Beacon Hill, Grindleton Fell.

I’ve just eaten a punnet of cherries with a beer whilst watching Belgium beat Brazil in a World Cup  game . The lazy days of this summer are passing by and now we have Wimbledon and The Tour de France to distract us.

 The pieman and I met up at Chatburn earlier today. I was glad we made the effort. At one point when we were aimlessly wandering around in a field in the midday sun I questioned our sanity. We had descended from up high on Grindleton Fell and were aiming for the River Ribble but fences and obstructions were in our way giving rise to some scribbles on my route map below.

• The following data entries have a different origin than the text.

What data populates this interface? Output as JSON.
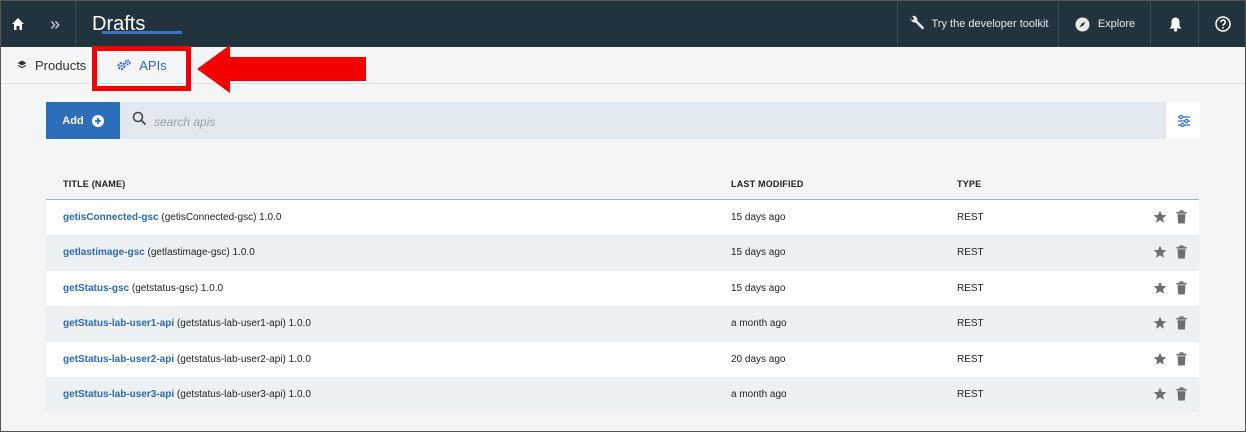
{
  "topbar": {
    "title": "Drafts",
    "toolkit_label": "Try the developer toolkit",
    "explore_label": "Explore"
  },
  "tabs": [
    {
      "label": "Products",
      "icon": "layers-icon",
      "selected": false
    },
    {
      "label": "APIs",
      "icon": "gears-icon",
      "selected": true
    }
  ],
  "toolbar": {
    "add_label": "Add",
    "search_placeholder": "search apis"
  },
  "table": {
    "headers": {
      "title": "TITLE (NAME)",
      "modified": "LAST MODIFIED",
      "type": "TYPE"
    },
    "rows": [
      {
        "title": "getisConnected-gsc",
        "name": "(getisConnected-gsc) 1.0.0",
        "modified": "15 days ago",
        "type": "REST"
      },
      {
        "title": "getlastimage-gsc",
        "name": "(getlastimage-gsc) 1.0.0",
        "modified": "15 days ago",
        "type": "REST"
      },
      {
        "title": "getStatus-gsc",
        "name": "(getstatus-gsc) 1.0.0",
        "modified": "15 days ago",
        "type": "REST"
      },
      {
        "title": "getStatus-lab-user1-api",
        "name": "(getstatus-lab-user1-api) 1.0.0",
        "modified": "a month ago",
        "type": "REST"
      },
      {
        "title": "getStatus-lab-user2-api",
        "name": "(getstatus-lab-user2-api) 1.0.0",
        "modified": "20 days ago",
        "type": "REST"
      },
      {
        "title": "getStatus-lab-user3-api",
        "name": "(getstatus-lab-user3-api) 1.0.0",
        "modified": "a month ago",
        "type": "REST"
      }
    ]
  },
  "colors": {
    "topbar_bg": "#21333d",
    "accent_blue": "#2c6fb8",
    "link_blue": "#2c69ae",
    "highlight_red": "#f40000"
  }
}
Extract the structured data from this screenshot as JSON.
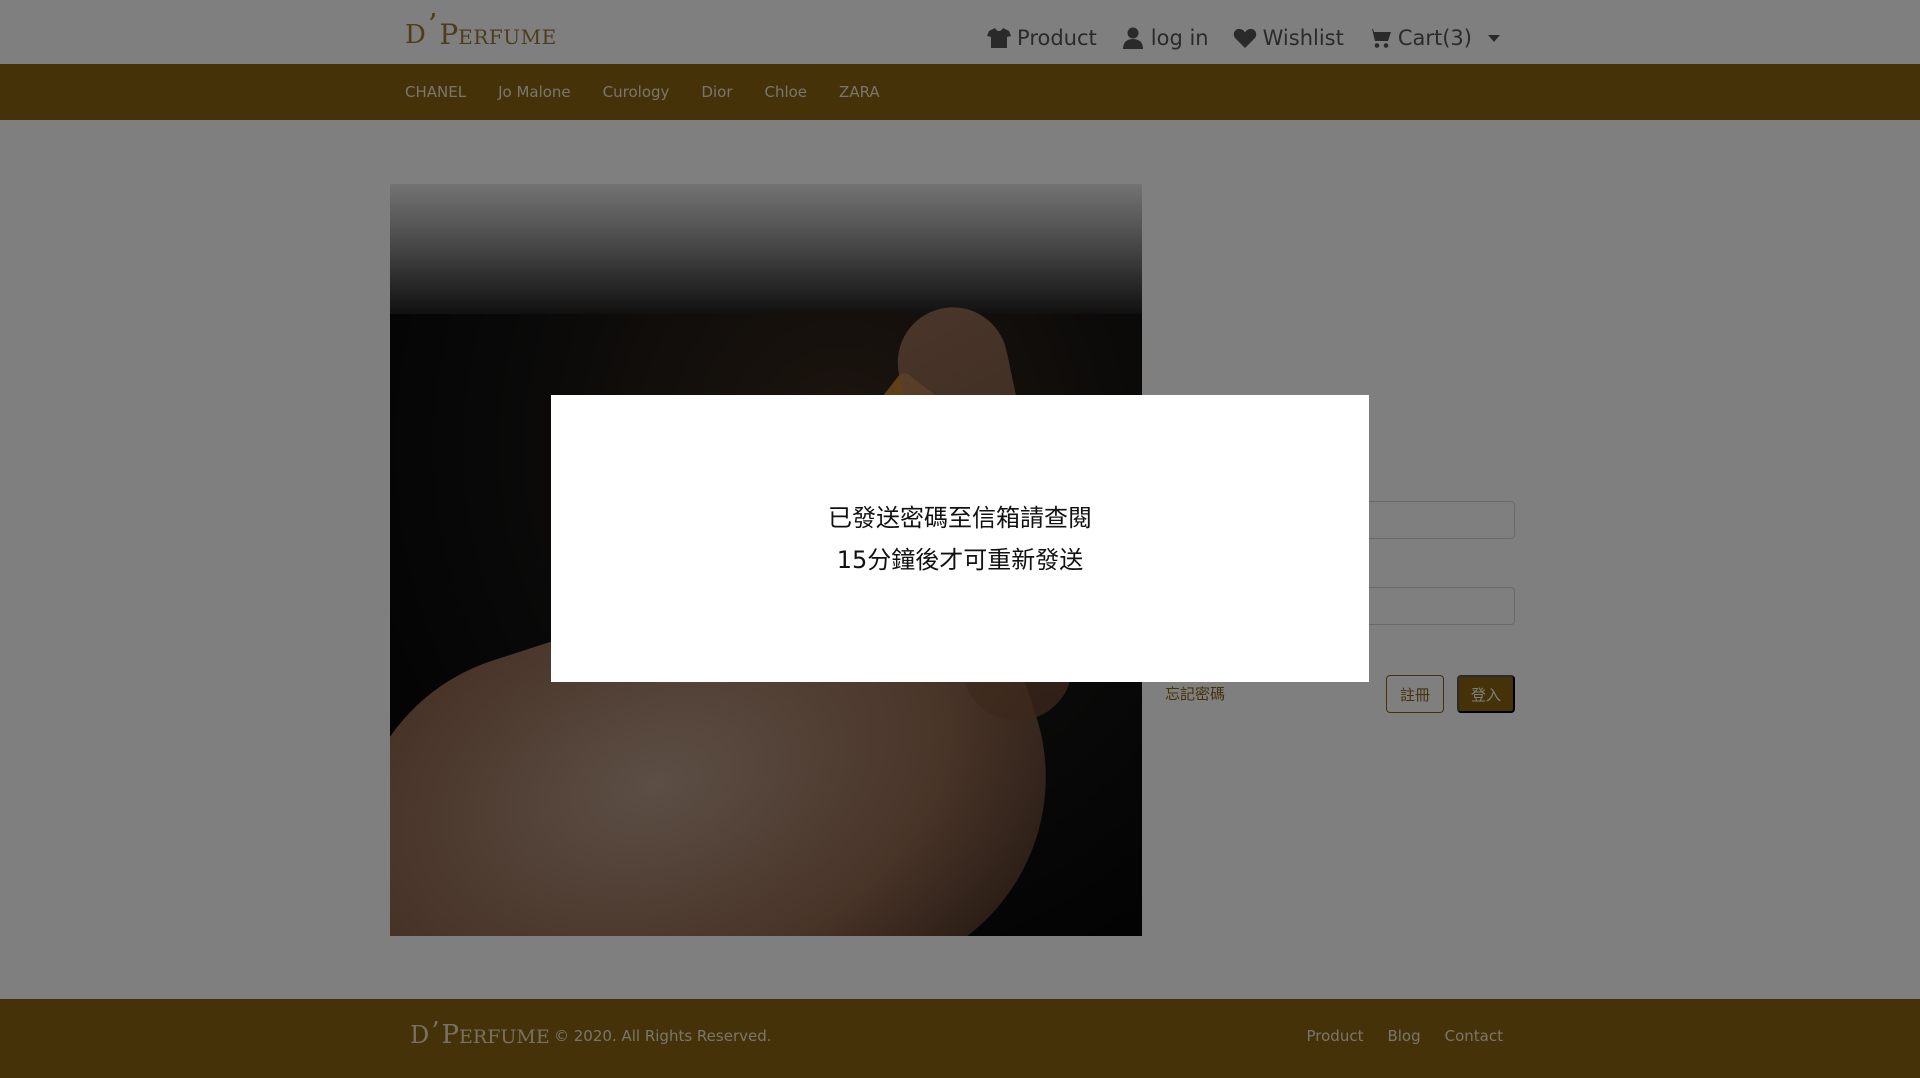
{
  "header": {
    "brand": {
      "d": "D",
      "apos": "’",
      "p": "P",
      "rest": "ERFUME"
    },
    "nav": [
      {
        "label": "Product",
        "icon": "shirt-icon"
      },
      {
        "label": "log in",
        "icon": "user-icon"
      },
      {
        "label": "Wishlist",
        "icon": "heart-icon"
      },
      {
        "label": "Cart(3)",
        "icon": "cart-icon"
      }
    ]
  },
  "categories": [
    "CHANEL",
    "Jo Malone",
    "Curology",
    "Dior",
    "Chloe",
    "ZARA"
  ],
  "login": {
    "forgot_label": "忘記密碼",
    "register_label": "註冊",
    "login_label": "登入"
  },
  "modal": {
    "line1": "已發送密碼至信箱請查閱",
    "line2": "15分鐘後才可重新發送"
  },
  "footer": {
    "brand": {
      "d": "D",
      "apos": "’",
      "p": "P",
      "rest": "ERFUME"
    },
    "copyright": "© 2020. All Rights Reserved.",
    "links": [
      "Product",
      "Blog",
      "Contact"
    ]
  },
  "colors": {
    "brand_brown": "#8a6412",
    "gold": "#9a7a36"
  }
}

We had started off on an old lane out of Chatburn which when face to face with a massive limestone quarry took us down to the Ribble and along a concessionary path to the bridge. On the outskirts of Grindelton, a village worth exploring , we picked up a rising bridleway which passed by some interesting houses – Victorian Green Banks, Georgian White Hall and spacious and pretentious Cob House. The old Yorkshire expression ‘where there’s muck there’s brass’ came to mind as we speculated on who lived in these expensive properties. Then we were in the rough country above an old abandoned yet evocative farm.

We skirted the forest and ended up on the rarely visited Beacon Hill with a trig point at 305m, high enough for me today. We took the opportunity to relax, eat lunch and look at the views over the wooded Ribble Valley to Pendle and northwards towards the ‘Three Peaks’. A group of teenagers were struggling up the hill towards us, all heavily laden and no doubt on a DofE course. The ones at the front were chatty but the tailenders obviously had no desire to be where they were.

Hazy Pendle.

We passed through more desirable properties, thankfully guarded by docile dogs, before our episode of being lost, hot and bothered. Soon we were on The Ribble Way which in these parts upstream has been cruelly diverted away from the river by landowners with angling interests. We enjoyed our stretch of the river however as we headed back to Grindleton bridge and as the river was so low we contemplated a shortcut wading across. Oyster catchers and ducks lazed about on the rocks in the heat of the sun.

We cooled down with an ice cream from the famous Hudson’s shop in Chatburn, it was good to catch up with the pieman and we made plans for future forays.